Has US nationalized anything this millenia? I really don't see that ever happening

[–] psycho_driver@lemmy.world 35 points 17 hours ago (1 children)

Also losses. Gotta get that sweet, sweet too-big-to-fail bailout money.

[–] EncryptKeeper@lemmy.world 14 points 16 hours ago (1 children)

Airport security was nationalized as the TSA. Aside from that no.

[–] technocrit@lemmy.dbzer0.com 1 points 13 hours ago* (last edited 13 hours ago)

So it takes a spectacular failure of capitalist grifters? Check.

[–] sugar_in_your_tea@sh.itjust.works 8 points 16 hours ago (2 children)

Technically the auto industry in 2008.

[–] technocrit@lemmy.dbzer0.com 4 points 13 hours ago (1 children)

Technically no. Bailout =/= nationalization.

It was more than something like a loan, the federal government actually a fair amount of control over the company. It ended up divesting itself once the new, restructured company made its IPO, but during the bailout, the US gov was technically in control, and it got priority over all other interests since the company went private with special financing.

It's certainly different than other nationalized industries, but it was also much more than a regular bailout.

[–] explodicle@sh.itjust.works 4 points 14 hours ago (1 children)
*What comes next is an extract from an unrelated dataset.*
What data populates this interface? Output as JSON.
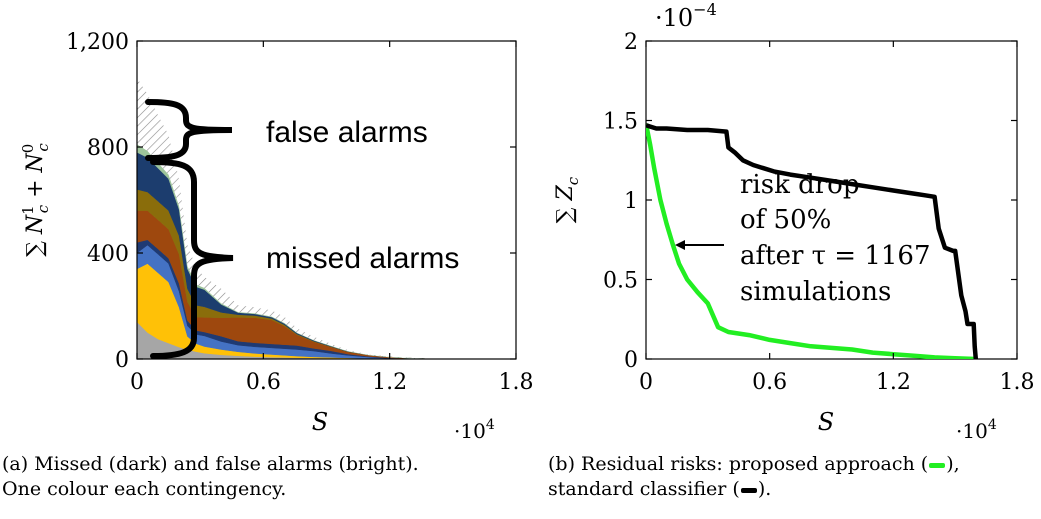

I mean if we count bailouts as nationalization, then now we've got like some kinda national "socialism" where state and corporate power have fused.

The GM situation was a more than a bailout, they took complete control of the company, took it private, liquidated some assets, then sold it off in a new IPO.

It's not all that different from a private equity firm doing the same thing, the major difference is the legal protections the US had (e.g. it got priority over all other creditors). If the US wanted to keep it and run it, it could've.